Dijsselbloem conceded that there had been a step-change in Athens' appetite for discussion over the past few days but that "significantly more progress'' was required from Athens. He spoke of "wide differences'' between the sides, without specifying where the problems lay. He also ruled out that the creditors might consider a half-way deal that could give Greece part of the pending rescue loans.
Greece's Varoufakis sought to portray the discussions in a more positive light.
"We look at the last few weeks and what we see is convergence,'' he said, noting progress on issues such as privatization, reforming the tax system, the judiciary, the bureaucracy and product markets. A deal will happen, he added, "and will happen quickly as it's the only option we have.''
Pensions, budget requirement
Varoufakis said the main sticking points related to pensions and the level of the budget surplus Athens has to post after debt and interest payments are stripped out — a higher level means less money would effectively mean the government has less money spending on its priorities.

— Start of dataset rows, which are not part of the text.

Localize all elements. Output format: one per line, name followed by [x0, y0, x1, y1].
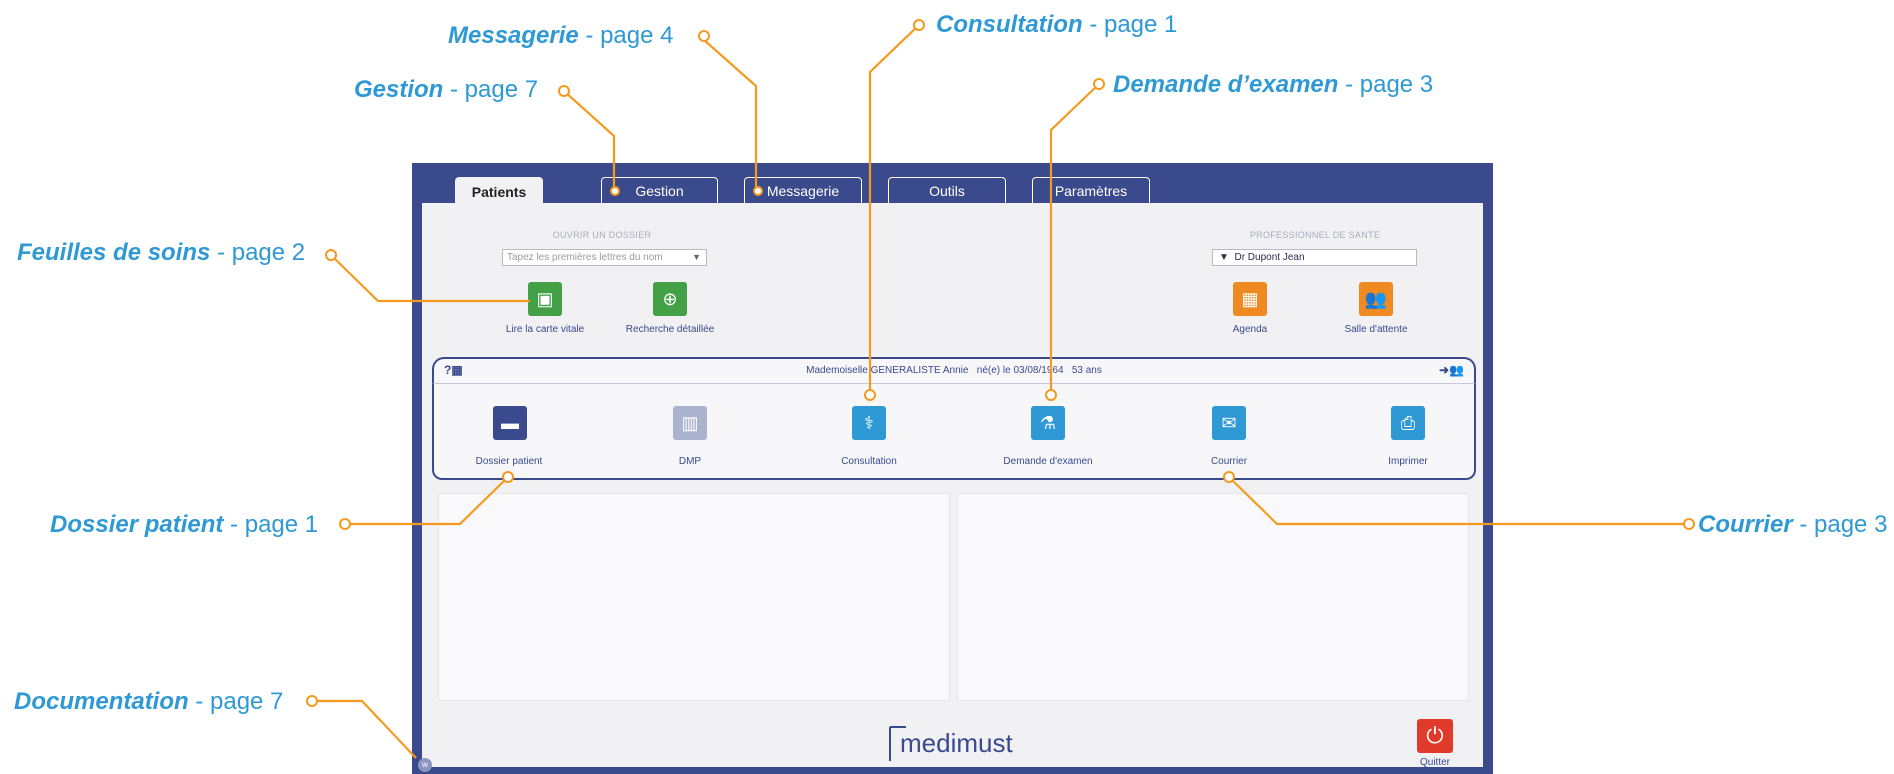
mail-icon[interactable]: ✉ [1212, 406, 1246, 440]
vitale-card-icon[interactable]: ▣ [528, 282, 562, 316]
tab-outils[interactable]: Outils [888, 177, 1006, 203]
callout-courrier: Courrier - page 3 [1698, 513, 1887, 537]
chevron-down-icon: ▼ [692, 252, 701, 262]
callout-title: Courrier [1698, 511, 1793, 538]
power-icon[interactable]: ⏻ [1417, 719, 1453, 753]
calendar-icon[interactable]: ▦ [1233, 282, 1267, 316]
callout-gestion: Gestion - page 7 [354, 78, 538, 102]
callout-anchor-icon [1683, 518, 1695, 530]
flask-icon[interactable]: ⚗ [1031, 406, 1065, 440]
patient-name: Mademoiselle GENERALISTE Annie [806, 365, 969, 376]
tab-label: Gestion [635, 182, 684, 199]
patient-age: 53 ans [1071, 365, 1102, 376]
tab-patients[interactable]: Patients [455, 177, 543, 205]
callout-page: - page 1 [1082, 11, 1178, 38]
tab-messagerie[interactable]: Messagerie [744, 177, 862, 203]
callout-dossier-patient: Dossier patient - page 1 [50, 513, 318, 537]
callout-title: Consultation [936, 11, 1083, 38]
tab-parametres[interactable]: Paramètres [1032, 177, 1150, 203]
callout-messagerie: Messagerie - page 4 [448, 24, 673, 48]
callout-anchor-icon [610, 186, 620, 196]
search-icon[interactable]: ⊕ [653, 282, 687, 316]
tab-label: Outils [929, 182, 965, 199]
tab-label: Messagerie [766, 182, 840, 199]
open-file-heading: OUVRIR UN DOSSIER [552, 230, 652, 240]
callout-page: - page 3 [1792, 511, 1888, 538]
callout-page: - page 4 [578, 22, 674, 49]
tab-label: Paramètres [1054, 182, 1128, 199]
quit-label: Quitter [1419, 757, 1450, 768]
patient-search-placeholder: Tapez les premières lettres du nom [507, 252, 663, 263]
courrier-label: Courrier [1210, 456, 1248, 467]
printer-icon[interactable]: ⎙ [1391, 406, 1425, 440]
detailed-search-label: Recherche détaillée [625, 324, 715, 335]
documentation-icon[interactable]: w [418, 758, 432, 772]
callout-title: Gestion [354, 76, 444, 103]
callout-title: Dossier patient [50, 511, 224, 538]
change-patient-icon[interactable]: ➜👥 [1439, 363, 1464, 377]
callout-anchor-icon [753, 186, 763, 196]
left-content-pane [438, 493, 950, 701]
callout-title: Documentation [14, 688, 189, 715]
tab-label: Patients [471, 183, 527, 200]
dossier-patient-label: Dossier patient [475, 456, 543, 467]
callout-page: - page 2 [210, 239, 306, 266]
callout-anchor-icon [698, 30, 710, 42]
callout-anchor-icon [1093, 78, 1105, 90]
right-content-pane [957, 493, 1469, 701]
callout-anchor-icon [306, 695, 318, 707]
patient-search-dropdown[interactable]: Tapez les premières lettres du nom ▼ [502, 249, 707, 266]
patient-actions [432, 383, 1476, 480]
callout-consultation: Consultation - page 1 [936, 13, 1177, 37]
callout-page: - page 1 [223, 511, 319, 538]
professional-selected: Dr Dupont Jean [1234, 252, 1305, 263]
chevron-down-icon: ▼ [1219, 252, 1235, 263]
stethoscope-icon[interactable]: ⚕ [852, 406, 886, 440]
read-vitale-card-label: Lire la carte vitale [505, 324, 585, 335]
demande-examen-label: Demande d'examen [1003, 456, 1093, 467]
callout-anchor-icon [913, 19, 925, 31]
professional-heading: PROFESSIONNEL DE SANTE [1249, 230, 1381, 240]
medimust-logo: medimust [889, 726, 1013, 761]
waiting-room-label: Salle d'attente [1344, 324, 1408, 335]
professional-select[interactable]: ▼ Dr Dupont Jean [1212, 249, 1417, 266]
callout-page: - page 7 [188, 688, 284, 715]
consultation-label: Consultation [841, 456, 897, 467]
callout-feuilles-de-soins: Feuilles de soins - page 2 [17, 241, 305, 265]
folder-icon[interactable]: ▬ [493, 406, 527, 440]
agenda-label: Agenda [1232, 324, 1268, 335]
callout-page: - page 7 [443, 76, 539, 103]
users-icon[interactable]: 👥 [1359, 282, 1393, 316]
patient-info: Mademoiselle GENERALISTE Annie né(e) le … [434, 365, 1474, 376]
callout-page: - page 3 [1338, 71, 1434, 98]
tab-gestion[interactable]: Gestion [601, 177, 718, 203]
callout-anchor-icon [325, 249, 337, 261]
patient-banner: ?▦ Mademoiselle GENERALISTE Annie né(e) … [432, 357, 1476, 384]
callout-anchor-icon [558, 85, 570, 97]
dmp-icon[interactable]: ▥ [673, 406, 707, 440]
imprimer-label: Imprimer [1388, 456, 1428, 467]
callout-title: Feuilles de soins [17, 239, 211, 266]
callout-anchor-icon [339, 518, 351, 530]
brand-name: medimust [900, 728, 1013, 758]
callout-title: Messagerie [448, 22, 579, 49]
patient-dob: né(e) le 03/08/1964 [976, 365, 1064, 376]
callout-demande-examen: Demande d’examen - page 3 [1113, 73, 1433, 97]
callout-title: Demande d’examen [1113, 71, 1339, 98]
dmp-label: DMP [678, 456, 702, 467]
callout-documentation: Documentation - page 7 [14, 690, 283, 714]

"This is a European family that needs to work out its difference in a collegiate manner,'' said Varoufakis.
All sides agree that the clock is ticking — a notion expressed repeatedly by officials at the meeting here.
The next possible date for a deal could be May 11, when eurozone finance ministers will meet next and just one day before Greece owes a big payment to the IMF.
Greece has relied on 240 billion euros-worth of bailout funds since May 2010 after it was effectively locked out of international bond markets when investors thought a default was on the cards.
In return for the cash, successive governments have had to pursue savage spending cuts and an array of economic reforms. But while the measures have focused on improving public finances, they have also hurt the economy — it has shrunk by a quarter and unemployment rate has sky-rocketed to over 25 percent.
The current government was elected on a promise to end the so-called austerity and that's why it's loathe to enact policies, such as cutting pensions, that go counter to its mandate. Its focus is on fighting corruption, reforming the public sector, and improving the porous tax system.
The prevailing view in markets is that a deal will be cobbled together in time to avoid a Greek debt default, but only when the financial pressure on the country becomes too acute — for example, when the government is out of money to pay its debts or the banks start seeing deposits running dry due to withdrawals by worried savers.
Craig Erlam, senior market analyst at OANDA, thinks the "incentive'' for a deal will only come after Greece "has searched under every cushion and in every drawer and can no longer stump up the cash to continue to pay its way.''
That moment, he added, can't be far away.
That appears to be the consensus among investors. Though the Athens stock market has given up some earlier gains, it is still up 1.5 percent on the day, while the interest rates charged on Greek government bonds were steady.